The minimum wage in America is now between $8 – $15 an hour, and gas is anywhere from $3.3 – $4.2 a gallon depending on where and what type you get. I think it’s interesting that the minimum wage used to be 4X the amount of one gallon of gas. Now the gap has fallen to only ~3X as the cost of goods has surged faster than wage inflation.
It’s vital to grow your earnings faster than your costs, and increase that gap as wide as possible.
Being a millionaire isn't a ticket to mansions, yachts and caviar, as it once was, but the goal is more reachable than ever. According to Phoenix Marketing International, a firm that tracks the affluent market, 6.2% of U.S. households now have investable assets of $1 million or more.
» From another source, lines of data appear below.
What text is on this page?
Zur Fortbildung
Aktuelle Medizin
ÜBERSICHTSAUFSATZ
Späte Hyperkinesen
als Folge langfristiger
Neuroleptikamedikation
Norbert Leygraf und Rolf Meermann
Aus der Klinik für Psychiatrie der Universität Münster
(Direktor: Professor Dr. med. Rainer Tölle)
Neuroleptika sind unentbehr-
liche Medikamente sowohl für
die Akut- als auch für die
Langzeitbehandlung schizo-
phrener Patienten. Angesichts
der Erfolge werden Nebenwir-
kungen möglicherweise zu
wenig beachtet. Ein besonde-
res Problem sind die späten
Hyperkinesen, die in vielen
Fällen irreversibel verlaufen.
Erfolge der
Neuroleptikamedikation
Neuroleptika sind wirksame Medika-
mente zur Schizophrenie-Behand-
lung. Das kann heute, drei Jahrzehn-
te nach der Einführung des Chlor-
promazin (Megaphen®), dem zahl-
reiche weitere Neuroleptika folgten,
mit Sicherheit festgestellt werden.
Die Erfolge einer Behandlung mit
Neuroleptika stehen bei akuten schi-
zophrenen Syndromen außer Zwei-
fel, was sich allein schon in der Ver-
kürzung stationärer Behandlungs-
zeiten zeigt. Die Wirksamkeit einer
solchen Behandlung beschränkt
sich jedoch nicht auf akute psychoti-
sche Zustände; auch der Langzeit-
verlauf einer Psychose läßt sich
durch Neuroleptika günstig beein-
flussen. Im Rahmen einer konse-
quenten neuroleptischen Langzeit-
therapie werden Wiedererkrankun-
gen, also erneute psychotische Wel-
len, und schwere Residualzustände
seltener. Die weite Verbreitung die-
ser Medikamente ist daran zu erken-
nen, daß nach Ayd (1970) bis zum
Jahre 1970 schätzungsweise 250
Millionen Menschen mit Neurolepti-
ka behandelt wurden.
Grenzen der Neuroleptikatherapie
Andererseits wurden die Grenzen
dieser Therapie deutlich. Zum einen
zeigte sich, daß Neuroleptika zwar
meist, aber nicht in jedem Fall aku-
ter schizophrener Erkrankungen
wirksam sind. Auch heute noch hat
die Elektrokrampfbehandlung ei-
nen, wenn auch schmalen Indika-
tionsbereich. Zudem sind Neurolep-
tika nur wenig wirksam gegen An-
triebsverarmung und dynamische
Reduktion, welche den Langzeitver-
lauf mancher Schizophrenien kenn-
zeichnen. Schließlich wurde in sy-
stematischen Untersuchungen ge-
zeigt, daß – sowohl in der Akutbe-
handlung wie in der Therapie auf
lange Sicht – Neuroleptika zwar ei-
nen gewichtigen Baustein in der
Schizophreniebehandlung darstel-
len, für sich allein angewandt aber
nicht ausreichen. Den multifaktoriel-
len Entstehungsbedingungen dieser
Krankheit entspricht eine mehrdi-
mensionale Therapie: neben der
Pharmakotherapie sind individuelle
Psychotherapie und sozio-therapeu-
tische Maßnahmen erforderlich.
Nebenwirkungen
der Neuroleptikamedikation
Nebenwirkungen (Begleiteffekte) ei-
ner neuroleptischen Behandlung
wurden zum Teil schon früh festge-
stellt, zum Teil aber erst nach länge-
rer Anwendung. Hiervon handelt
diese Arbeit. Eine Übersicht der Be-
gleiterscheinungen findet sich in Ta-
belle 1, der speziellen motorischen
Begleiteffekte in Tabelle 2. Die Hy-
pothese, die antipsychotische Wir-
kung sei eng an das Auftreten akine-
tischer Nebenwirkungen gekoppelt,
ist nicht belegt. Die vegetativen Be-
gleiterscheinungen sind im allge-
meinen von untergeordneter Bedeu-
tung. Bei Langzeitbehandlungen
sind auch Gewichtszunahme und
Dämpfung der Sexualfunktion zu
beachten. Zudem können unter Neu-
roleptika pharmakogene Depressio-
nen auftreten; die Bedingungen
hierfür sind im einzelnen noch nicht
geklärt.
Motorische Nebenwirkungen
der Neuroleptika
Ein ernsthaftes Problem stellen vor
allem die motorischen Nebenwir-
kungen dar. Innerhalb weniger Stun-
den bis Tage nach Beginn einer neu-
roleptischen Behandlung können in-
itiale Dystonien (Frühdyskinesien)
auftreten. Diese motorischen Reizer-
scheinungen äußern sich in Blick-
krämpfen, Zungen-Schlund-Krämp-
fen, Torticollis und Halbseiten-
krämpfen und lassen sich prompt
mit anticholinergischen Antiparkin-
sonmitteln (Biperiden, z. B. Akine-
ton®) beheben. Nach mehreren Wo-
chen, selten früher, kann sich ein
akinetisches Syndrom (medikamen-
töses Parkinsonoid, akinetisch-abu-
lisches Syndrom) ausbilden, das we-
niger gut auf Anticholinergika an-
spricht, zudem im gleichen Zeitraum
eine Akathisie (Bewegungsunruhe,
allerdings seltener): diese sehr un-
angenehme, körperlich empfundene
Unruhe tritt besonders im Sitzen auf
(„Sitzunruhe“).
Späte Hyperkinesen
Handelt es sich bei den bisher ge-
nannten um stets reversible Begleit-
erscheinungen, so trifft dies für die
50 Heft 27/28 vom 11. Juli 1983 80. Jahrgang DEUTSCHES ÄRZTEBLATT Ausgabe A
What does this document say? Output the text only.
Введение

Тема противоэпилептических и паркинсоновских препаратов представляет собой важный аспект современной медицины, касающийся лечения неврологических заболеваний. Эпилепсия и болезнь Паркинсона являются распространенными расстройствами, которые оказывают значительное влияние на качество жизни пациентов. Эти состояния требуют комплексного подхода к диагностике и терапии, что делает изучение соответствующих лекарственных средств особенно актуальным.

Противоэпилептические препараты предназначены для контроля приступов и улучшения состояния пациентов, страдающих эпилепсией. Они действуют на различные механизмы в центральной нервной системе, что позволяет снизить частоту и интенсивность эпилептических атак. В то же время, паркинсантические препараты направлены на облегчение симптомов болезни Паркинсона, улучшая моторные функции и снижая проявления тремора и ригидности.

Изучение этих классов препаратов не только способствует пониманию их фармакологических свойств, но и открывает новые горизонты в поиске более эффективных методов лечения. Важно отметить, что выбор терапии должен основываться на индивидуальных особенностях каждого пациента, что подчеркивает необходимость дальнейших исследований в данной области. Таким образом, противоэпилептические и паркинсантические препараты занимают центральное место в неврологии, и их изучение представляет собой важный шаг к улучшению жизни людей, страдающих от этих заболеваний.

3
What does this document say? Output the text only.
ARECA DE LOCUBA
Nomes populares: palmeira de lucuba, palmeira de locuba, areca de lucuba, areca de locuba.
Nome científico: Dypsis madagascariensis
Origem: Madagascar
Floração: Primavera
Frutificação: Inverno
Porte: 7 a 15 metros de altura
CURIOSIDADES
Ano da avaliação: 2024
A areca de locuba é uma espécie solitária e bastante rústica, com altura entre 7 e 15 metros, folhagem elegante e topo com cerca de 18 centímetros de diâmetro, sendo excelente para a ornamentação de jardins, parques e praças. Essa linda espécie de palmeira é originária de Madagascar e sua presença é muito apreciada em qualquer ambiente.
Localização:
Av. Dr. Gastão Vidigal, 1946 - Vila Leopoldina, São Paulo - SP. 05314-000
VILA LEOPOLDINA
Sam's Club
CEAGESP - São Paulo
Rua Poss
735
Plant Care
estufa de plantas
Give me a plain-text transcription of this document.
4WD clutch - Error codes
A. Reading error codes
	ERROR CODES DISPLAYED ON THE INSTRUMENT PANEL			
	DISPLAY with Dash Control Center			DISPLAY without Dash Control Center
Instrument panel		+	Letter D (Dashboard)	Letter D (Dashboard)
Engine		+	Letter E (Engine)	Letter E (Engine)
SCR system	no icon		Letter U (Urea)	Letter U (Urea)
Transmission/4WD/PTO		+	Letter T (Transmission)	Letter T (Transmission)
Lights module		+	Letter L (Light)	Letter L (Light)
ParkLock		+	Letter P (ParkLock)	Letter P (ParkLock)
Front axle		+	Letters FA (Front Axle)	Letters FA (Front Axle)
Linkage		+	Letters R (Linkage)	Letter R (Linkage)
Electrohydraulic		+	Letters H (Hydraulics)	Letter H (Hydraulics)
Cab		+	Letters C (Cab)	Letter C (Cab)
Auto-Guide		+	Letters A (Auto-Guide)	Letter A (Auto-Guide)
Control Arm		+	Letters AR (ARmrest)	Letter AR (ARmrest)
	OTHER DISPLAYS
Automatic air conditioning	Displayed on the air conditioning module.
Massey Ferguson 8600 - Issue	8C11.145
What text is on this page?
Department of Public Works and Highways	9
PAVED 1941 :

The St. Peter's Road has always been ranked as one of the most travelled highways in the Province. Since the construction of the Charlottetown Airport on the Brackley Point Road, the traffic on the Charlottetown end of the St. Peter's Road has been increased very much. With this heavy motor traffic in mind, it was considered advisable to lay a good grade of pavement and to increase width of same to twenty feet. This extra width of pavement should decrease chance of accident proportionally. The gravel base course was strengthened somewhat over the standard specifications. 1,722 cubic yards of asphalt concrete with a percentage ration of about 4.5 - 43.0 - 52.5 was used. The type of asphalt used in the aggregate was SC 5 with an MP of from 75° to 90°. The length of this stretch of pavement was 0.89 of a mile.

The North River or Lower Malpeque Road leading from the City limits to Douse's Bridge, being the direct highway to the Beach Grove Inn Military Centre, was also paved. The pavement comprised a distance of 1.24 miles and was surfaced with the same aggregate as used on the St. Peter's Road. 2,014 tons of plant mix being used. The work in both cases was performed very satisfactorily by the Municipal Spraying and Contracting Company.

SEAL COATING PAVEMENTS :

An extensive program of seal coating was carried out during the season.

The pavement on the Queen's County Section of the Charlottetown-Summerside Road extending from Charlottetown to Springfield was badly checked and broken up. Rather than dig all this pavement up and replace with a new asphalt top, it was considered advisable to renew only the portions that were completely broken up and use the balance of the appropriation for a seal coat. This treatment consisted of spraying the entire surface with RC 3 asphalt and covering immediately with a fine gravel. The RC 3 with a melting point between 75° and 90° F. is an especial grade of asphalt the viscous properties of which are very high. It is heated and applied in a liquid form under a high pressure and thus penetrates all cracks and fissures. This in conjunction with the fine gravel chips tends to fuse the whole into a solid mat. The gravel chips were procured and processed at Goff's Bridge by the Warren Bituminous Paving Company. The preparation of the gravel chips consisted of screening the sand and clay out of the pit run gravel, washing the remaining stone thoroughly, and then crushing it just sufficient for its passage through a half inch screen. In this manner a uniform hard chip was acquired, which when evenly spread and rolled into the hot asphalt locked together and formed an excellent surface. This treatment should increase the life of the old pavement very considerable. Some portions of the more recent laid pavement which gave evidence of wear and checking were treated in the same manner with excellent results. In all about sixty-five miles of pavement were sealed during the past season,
That's only one way to measure if someone's a millionaire, of course. A net worth of $1 million also qualifies; subtract liabilities, including mortgages and car loans, from assets, including home equity and retirement savings, to determine your net worth.
Either way, hitting the million-dollar mark is no small feat.
Being a millionaire is nice, but it’s not what it used to be. Shoot for a $3 million net worth if you’re going to shoot for millionaire status.
With a $3 million net worth and no government support at age 65, you can now spend a much more luxurious $120,000 a year or so until you run out of money in 25 years.